The whole untrammeled growth thing is also all bound up in income inequality. Both coming and going.
Hi Barry,
As I stare at the plastic container holding my breakfast yogurt, I note the (relatively new) calorie labelling and wonder if governments couldn’t mandate ‘catbon labelling’ for all travel tickets. At a minimum it may raise awareness? It might empower consumers a bit more and allow companies that book travel to differentiate their offerings based on environmental impact. If it was evenly applied based on something like an iso company audit, maybe based on practices, inputs and equipment and ranked/rewarded companies within a category like airlines and was per-product it might even help incent and be ‘one more thing’ added to the pile of things that together will help a bit.
Why are we not talking about airships, which seem to represent a no-emissions way to fly? Not as fast as a jetliner, but far more pleasant, according to the historical record. I've written about this possibility here: https://thegreeninterview.com/blog/2019/06/19/the-green-way-to-fly/
Silver Donald Cameron
What are the practical alternatives to travel by jet plane? Are there less polluting alternatives? More efficient aircraft? Dirigibles? Video conferencing in lieu of travel? Return to trains and passenger ships?
What else? Which alternatives are growing in use? What incentives are required to shift the growth away from jet planes to more responsible alternatives?
I used to believe there would come a day when governments would have no choice, in order to save the planet from impending doom, but to impose bans on non-essential air travel. I no longer believe that. They lack the collective balls to do anything approaching such a progressive move. And the mindless hedonists who only want to get to the sun as many times as they possibly can, with zero thought for the consequences, wouldn't stand for it, anyway. There'd be revolution in the streets. Which raises the question.....are we worth saving? www.PlanetInPeril.ca
Problem occurs when you do not have a level playing field, put a price on carbon, then let the market decide what technologies to use, since 1992 we have seen the result of setting reduction goals that have no real consequences, low hanging fruit is picked, but that was likely to happen anyway.
Your article is insightful Barry, but I wonder why you do not raise the possibility in the future of using Clean Electricity to produce Hydrogen to power planes?..I realize that we are not there yet, but the technology seems to be just around the corner.

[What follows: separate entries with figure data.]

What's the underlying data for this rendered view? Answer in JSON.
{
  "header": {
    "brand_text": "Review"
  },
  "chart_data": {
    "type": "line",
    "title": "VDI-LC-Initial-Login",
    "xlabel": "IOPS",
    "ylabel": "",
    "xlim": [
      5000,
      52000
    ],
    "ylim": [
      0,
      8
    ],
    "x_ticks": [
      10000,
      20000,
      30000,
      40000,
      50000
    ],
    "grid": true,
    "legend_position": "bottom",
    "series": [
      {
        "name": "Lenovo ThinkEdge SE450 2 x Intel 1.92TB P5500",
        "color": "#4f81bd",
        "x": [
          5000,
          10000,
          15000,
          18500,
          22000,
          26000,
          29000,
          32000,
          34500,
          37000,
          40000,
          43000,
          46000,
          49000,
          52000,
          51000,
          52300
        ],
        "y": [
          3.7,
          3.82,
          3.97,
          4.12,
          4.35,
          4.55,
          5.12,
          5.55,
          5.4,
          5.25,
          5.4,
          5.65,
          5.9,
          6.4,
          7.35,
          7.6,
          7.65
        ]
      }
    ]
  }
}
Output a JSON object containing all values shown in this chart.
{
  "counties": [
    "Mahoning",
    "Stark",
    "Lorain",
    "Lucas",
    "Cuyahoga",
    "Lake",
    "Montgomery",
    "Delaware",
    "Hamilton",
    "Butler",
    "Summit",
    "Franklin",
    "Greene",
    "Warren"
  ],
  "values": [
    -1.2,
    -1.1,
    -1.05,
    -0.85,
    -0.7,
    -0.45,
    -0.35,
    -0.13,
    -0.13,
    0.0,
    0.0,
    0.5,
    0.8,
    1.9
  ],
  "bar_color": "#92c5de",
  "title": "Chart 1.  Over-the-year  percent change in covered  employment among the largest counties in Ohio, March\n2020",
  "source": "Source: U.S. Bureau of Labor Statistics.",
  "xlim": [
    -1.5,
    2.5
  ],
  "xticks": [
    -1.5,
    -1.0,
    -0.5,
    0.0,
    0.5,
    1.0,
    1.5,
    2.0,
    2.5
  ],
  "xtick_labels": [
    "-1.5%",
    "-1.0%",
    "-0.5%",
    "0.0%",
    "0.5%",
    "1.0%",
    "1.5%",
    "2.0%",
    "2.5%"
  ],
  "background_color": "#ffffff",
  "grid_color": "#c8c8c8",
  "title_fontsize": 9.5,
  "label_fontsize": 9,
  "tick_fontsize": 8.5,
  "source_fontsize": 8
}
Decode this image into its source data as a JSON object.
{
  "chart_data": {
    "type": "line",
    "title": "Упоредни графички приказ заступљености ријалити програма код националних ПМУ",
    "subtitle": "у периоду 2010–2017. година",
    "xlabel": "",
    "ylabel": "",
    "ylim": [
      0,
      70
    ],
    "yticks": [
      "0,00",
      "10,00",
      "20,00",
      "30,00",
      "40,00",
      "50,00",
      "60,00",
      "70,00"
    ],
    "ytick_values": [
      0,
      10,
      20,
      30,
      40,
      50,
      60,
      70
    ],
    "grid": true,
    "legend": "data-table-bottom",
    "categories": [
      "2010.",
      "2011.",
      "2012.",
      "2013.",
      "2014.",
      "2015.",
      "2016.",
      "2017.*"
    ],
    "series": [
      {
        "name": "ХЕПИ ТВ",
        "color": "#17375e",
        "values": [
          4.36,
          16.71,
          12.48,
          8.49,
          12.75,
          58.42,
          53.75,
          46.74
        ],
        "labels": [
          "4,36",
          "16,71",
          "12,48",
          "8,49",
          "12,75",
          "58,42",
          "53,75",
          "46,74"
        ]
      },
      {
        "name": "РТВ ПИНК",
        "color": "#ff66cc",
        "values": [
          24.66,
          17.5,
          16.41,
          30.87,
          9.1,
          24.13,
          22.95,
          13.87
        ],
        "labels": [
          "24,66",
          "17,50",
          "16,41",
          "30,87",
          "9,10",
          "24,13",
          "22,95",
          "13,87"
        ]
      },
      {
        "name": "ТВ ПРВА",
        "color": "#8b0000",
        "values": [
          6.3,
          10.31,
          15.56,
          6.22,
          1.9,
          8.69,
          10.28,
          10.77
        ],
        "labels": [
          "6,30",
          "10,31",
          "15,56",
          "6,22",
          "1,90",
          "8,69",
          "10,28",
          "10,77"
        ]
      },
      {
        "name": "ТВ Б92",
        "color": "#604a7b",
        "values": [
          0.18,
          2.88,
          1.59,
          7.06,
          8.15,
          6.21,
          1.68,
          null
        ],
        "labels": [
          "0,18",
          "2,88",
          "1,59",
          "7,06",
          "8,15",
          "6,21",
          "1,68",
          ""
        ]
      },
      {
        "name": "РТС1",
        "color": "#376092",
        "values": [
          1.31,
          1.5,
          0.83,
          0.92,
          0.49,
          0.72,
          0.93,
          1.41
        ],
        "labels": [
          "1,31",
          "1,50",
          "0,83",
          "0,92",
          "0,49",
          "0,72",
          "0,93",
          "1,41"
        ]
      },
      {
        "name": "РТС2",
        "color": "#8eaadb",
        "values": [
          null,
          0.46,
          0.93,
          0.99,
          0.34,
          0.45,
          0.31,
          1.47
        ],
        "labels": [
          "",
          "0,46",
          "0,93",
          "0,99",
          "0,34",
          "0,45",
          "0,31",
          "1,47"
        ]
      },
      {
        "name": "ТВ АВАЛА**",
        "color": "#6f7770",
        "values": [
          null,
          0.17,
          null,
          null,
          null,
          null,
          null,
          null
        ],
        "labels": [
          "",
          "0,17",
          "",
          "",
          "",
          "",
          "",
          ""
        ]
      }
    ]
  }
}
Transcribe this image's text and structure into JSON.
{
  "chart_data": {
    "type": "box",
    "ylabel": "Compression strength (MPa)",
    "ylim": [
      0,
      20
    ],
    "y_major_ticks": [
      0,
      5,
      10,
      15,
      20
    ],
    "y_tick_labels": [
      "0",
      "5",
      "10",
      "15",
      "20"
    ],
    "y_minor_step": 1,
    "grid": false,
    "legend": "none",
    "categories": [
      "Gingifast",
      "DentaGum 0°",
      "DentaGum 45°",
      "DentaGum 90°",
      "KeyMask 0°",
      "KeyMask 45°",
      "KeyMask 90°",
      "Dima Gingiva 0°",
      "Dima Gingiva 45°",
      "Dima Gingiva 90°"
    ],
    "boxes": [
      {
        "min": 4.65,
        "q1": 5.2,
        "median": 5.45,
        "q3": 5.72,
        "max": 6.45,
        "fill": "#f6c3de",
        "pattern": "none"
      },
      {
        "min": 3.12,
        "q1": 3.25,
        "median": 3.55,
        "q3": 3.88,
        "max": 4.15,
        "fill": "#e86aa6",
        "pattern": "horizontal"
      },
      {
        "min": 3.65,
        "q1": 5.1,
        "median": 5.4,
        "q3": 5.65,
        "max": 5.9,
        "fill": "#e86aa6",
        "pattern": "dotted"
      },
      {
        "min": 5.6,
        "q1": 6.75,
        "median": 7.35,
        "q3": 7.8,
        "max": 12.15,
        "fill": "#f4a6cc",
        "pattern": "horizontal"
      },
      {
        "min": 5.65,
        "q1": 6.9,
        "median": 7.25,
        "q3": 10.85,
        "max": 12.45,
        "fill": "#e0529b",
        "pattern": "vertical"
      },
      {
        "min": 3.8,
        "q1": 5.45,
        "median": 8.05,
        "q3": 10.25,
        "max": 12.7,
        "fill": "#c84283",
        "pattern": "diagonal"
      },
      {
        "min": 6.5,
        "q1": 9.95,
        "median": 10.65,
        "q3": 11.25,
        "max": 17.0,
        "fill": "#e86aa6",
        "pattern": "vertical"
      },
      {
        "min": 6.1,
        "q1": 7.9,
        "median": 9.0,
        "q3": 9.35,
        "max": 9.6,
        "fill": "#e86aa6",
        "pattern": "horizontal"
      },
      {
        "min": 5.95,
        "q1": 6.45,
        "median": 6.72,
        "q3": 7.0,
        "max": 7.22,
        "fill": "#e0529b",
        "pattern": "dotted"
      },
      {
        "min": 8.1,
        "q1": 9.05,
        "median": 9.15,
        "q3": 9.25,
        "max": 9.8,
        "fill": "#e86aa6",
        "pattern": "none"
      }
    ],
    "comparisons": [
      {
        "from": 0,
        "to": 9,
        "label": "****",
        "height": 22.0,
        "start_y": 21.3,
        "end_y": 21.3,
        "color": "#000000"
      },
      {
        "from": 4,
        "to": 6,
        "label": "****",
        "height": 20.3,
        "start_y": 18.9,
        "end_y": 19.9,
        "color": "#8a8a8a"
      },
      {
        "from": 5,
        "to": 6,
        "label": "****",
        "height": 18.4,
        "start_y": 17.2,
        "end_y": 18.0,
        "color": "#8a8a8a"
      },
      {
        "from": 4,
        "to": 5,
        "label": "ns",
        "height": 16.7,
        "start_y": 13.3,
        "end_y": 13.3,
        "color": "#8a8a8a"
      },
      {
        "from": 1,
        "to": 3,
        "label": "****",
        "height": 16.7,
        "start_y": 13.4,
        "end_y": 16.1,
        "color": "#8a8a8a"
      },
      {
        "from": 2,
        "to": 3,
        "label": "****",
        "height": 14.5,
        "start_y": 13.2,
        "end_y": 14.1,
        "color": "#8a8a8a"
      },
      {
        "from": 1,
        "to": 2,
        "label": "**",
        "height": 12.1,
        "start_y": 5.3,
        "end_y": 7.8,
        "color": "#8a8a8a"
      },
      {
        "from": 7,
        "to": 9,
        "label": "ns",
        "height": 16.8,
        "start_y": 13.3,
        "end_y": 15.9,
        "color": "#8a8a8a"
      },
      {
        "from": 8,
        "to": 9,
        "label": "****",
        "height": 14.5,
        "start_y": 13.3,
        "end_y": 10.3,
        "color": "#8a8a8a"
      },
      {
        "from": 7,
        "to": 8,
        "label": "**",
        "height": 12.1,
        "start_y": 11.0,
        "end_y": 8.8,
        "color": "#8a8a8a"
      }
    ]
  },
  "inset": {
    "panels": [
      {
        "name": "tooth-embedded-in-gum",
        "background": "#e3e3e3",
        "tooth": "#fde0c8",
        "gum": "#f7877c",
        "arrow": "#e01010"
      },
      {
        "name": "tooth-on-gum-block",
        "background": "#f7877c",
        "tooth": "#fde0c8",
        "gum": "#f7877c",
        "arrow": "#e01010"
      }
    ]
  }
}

It would eliminate the release of C02 gasses in the Upper Atmosphere and be much more easily adapted to existing technologies of flight.
Clean hydrogen to power planes has been just around the corner since 1975 (pic at https://www.quora.com/Is-zero-emission-air-travel-possible/answer/Graha… . Note the allocation of space within the fuselage).
Nuclear-generated kerosene, generated from atmospheric CO2 and water, would eliminate the carbon footprint. The high-altitude water vapour footprint would still exist. How serious that is, I'm not certain, but if it's very serious, a solution to it that also is a slight improvement on kerosene, both in mass *and in volume*, exists.